友人が体育中に女性用パンツをはいていたなんて、もはや意味不明であり、立花さんの話を聞きながら想像していた予想をはるかに上回る事実に、正直、僕は能力が間違っているのではということを疑うのも忘れていた。ただ、僕が何十年も見てきた、男性特有のふくらみの上に履かれた、水色水玉パンツを想像し、呆気にとられ、先生の話が終わったこともわからなかったほどだった。
そして、その最大の失敗は、茫然としている僕の顔を春樹に見られてしまったことだ。春樹は最初こそ穏やかな笑みを浮かべていたが、僕が春樹のパンツ部分を見つめ、茫然としているものだから、流石に気づき、笑みが消えて、顔が真っ青になっていくのであった。

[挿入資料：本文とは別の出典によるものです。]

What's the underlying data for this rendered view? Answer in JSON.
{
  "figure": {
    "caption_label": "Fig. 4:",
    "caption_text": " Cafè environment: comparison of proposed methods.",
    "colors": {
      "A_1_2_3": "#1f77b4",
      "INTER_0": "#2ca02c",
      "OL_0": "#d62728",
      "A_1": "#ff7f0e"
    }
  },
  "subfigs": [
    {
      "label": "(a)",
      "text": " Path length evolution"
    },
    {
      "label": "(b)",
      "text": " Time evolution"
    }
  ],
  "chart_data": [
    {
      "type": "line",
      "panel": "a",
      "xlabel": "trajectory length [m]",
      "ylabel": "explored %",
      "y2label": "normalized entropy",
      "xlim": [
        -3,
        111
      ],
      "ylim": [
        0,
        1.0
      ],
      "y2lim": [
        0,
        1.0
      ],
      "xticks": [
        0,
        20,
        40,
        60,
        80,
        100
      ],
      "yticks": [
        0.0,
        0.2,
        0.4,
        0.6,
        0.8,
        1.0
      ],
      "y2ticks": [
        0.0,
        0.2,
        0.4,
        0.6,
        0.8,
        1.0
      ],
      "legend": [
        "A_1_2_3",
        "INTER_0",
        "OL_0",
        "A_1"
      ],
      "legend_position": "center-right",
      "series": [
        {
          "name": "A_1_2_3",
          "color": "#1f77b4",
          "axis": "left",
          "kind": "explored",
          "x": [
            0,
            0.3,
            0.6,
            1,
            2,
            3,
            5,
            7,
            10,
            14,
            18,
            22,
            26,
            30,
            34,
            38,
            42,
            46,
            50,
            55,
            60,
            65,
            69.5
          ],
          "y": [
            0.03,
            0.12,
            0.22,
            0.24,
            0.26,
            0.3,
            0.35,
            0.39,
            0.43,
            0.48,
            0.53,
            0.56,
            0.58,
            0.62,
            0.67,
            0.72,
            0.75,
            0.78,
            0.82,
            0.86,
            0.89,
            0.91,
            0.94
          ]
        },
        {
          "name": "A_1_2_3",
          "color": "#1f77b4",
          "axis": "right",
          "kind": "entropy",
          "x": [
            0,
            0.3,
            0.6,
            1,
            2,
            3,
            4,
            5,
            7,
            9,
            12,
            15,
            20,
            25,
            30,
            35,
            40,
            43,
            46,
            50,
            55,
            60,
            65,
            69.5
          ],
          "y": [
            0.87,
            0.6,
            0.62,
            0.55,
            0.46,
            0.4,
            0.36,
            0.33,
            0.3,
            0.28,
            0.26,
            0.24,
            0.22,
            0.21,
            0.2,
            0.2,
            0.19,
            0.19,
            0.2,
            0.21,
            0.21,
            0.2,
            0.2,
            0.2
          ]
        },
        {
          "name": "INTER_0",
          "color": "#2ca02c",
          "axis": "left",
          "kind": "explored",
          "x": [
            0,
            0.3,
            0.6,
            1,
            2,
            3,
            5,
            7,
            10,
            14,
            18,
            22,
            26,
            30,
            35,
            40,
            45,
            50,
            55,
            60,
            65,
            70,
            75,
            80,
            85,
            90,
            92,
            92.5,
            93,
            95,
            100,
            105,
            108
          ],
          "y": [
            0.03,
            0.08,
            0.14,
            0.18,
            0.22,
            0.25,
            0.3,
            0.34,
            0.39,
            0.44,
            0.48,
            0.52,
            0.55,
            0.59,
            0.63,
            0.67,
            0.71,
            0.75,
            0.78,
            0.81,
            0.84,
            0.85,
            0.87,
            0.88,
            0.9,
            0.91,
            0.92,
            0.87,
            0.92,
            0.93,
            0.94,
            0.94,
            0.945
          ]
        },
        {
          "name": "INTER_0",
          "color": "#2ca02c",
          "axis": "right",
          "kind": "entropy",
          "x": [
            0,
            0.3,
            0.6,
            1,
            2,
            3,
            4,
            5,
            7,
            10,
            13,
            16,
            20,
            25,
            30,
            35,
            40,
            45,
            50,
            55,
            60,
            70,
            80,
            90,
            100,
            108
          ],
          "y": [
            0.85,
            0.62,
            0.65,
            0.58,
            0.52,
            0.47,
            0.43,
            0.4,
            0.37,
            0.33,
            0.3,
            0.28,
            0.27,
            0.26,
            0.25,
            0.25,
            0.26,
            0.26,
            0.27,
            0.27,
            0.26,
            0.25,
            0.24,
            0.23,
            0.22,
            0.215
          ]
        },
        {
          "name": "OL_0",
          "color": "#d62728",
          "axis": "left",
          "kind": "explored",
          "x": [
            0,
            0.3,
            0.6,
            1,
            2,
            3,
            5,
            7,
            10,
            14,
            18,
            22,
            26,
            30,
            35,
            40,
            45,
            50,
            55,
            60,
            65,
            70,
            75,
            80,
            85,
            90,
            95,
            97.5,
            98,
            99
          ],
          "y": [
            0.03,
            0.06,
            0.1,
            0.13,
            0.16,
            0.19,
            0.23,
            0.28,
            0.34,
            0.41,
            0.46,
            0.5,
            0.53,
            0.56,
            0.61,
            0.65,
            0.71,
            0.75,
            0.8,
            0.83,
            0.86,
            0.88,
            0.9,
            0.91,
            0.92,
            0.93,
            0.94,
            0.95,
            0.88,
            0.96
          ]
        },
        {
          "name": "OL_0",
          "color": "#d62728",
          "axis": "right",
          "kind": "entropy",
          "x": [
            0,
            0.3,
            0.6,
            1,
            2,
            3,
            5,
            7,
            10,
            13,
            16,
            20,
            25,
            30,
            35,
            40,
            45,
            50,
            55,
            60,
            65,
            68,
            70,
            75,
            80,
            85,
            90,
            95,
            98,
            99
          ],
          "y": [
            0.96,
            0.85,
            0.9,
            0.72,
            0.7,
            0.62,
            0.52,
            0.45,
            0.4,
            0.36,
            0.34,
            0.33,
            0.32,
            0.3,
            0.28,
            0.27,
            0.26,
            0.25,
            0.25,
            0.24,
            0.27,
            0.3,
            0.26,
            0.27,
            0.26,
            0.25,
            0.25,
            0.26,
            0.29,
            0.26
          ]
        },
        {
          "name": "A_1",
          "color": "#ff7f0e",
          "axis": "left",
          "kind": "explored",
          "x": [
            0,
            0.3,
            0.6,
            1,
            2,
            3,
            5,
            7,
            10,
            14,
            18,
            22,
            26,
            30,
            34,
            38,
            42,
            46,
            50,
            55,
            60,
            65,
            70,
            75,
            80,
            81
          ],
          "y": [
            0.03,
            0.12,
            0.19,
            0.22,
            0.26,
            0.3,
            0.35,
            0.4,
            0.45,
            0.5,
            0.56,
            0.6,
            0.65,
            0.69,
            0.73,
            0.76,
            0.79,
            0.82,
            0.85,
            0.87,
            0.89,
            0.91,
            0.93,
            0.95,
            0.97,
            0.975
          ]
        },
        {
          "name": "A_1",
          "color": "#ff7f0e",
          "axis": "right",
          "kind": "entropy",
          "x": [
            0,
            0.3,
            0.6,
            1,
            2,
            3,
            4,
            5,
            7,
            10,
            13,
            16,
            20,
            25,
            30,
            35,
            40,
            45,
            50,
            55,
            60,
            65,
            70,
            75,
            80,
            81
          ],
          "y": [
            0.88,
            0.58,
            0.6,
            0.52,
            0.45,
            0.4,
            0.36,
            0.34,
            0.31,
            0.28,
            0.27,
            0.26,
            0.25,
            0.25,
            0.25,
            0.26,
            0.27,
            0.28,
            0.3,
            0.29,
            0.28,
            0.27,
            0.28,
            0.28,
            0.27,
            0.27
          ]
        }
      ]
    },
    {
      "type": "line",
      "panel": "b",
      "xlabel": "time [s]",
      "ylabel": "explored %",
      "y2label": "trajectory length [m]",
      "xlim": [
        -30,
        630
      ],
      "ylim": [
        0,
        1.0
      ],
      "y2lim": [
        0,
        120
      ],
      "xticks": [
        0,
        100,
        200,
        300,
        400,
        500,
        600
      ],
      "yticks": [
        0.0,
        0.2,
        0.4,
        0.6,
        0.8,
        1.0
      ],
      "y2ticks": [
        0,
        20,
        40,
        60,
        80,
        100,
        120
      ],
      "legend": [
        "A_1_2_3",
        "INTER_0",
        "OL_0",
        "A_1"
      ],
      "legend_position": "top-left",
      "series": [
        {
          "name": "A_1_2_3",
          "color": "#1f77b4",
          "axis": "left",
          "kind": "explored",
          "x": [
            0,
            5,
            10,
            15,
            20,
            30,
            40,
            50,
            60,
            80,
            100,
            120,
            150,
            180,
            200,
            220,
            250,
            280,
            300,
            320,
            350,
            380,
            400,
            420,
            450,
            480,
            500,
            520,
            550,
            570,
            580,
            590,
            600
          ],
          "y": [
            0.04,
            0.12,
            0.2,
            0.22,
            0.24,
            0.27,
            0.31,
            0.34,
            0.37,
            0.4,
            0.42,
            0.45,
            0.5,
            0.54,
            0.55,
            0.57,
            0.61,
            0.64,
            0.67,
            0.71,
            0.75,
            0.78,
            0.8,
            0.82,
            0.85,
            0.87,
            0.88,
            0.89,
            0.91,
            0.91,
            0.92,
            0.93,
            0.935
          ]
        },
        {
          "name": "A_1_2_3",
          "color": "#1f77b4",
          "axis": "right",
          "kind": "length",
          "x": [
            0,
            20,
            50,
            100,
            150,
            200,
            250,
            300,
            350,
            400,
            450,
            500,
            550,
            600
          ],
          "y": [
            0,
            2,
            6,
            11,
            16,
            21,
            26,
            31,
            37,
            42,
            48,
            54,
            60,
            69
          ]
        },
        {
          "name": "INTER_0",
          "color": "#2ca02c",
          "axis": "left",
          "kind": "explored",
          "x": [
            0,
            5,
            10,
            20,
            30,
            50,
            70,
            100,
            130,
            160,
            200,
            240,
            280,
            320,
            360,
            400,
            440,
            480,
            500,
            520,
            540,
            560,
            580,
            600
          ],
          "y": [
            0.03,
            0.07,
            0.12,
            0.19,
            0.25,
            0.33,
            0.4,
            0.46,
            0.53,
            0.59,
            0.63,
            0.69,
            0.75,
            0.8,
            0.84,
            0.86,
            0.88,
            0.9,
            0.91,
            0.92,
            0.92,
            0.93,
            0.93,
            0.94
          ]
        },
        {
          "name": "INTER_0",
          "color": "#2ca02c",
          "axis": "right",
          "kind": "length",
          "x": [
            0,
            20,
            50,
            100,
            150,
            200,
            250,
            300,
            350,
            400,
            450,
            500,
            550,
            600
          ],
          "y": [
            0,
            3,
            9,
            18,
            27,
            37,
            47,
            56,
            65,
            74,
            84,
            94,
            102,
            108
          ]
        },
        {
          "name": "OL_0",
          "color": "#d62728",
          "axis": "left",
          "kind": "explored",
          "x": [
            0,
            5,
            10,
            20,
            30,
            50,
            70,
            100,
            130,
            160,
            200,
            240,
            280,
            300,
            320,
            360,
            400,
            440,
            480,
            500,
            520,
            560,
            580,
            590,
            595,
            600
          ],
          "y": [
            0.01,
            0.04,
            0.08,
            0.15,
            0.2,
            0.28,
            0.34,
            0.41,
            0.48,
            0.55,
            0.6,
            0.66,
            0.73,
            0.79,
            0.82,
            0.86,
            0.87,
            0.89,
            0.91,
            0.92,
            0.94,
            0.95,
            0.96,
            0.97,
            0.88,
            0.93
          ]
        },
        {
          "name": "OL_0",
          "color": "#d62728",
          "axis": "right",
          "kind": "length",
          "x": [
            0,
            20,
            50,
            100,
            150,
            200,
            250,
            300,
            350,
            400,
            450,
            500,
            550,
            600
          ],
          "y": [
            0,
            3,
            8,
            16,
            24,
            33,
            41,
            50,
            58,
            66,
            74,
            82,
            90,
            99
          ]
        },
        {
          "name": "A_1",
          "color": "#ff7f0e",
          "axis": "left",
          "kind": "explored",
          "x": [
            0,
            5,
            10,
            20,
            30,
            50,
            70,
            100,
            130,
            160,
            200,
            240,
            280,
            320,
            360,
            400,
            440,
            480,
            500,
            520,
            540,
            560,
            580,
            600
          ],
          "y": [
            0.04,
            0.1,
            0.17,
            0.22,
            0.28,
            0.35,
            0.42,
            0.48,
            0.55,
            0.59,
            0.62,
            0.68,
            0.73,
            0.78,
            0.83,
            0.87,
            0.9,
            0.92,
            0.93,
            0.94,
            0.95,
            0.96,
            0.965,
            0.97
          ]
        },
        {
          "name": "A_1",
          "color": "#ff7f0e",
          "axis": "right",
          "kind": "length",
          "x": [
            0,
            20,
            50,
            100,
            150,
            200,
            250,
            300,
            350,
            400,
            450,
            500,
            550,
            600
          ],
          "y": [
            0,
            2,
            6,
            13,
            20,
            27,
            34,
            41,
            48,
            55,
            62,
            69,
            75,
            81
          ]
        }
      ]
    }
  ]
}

イケメンなのに何故か体育中に女性用パンツを履いた男と、それを何故かそれをズボン越しから見ることができる男の対面。先に行動を起こしたのは前者だった。
「ねぇ、優。」
そう呼ばれてふと僕は顔を上げると、急に春樹は肩をつかんできて、顔を接近させ、そして、いままでの付き合いのなかで一度も見たことのないような、人を見透かすような、冷たい目で僕を見つめた。
「見たのか。」
これも聞いたことのないほどに冷たい声だった。いつもは明るい、暖かい声なのに。僕はそんな春樹につい、咄嗟に、
「いや、僕は何もみてないけど。」
そういうと、春樹は目を見開いて、
「嘘をつくなんて、君らしくないね。」
そんなことをいい、そして続けて、
「僕は見たよ。優の心を。」
ぞっとした。冷たく、見透かしたような目も、声も、そして言葉も、すべてがいつもの春樹と違いすぎて、怖かった。まるで秘密を知りながら、嘘をついた僕を心の底から憎むようであった。
「放課後、静かなところで、二人きりで話そう。」
「それなら、放課後、屋上で話そう。あそこならきっと誰も来ないはずだから。」
なんとか震えながらも、僕はそう伝えた。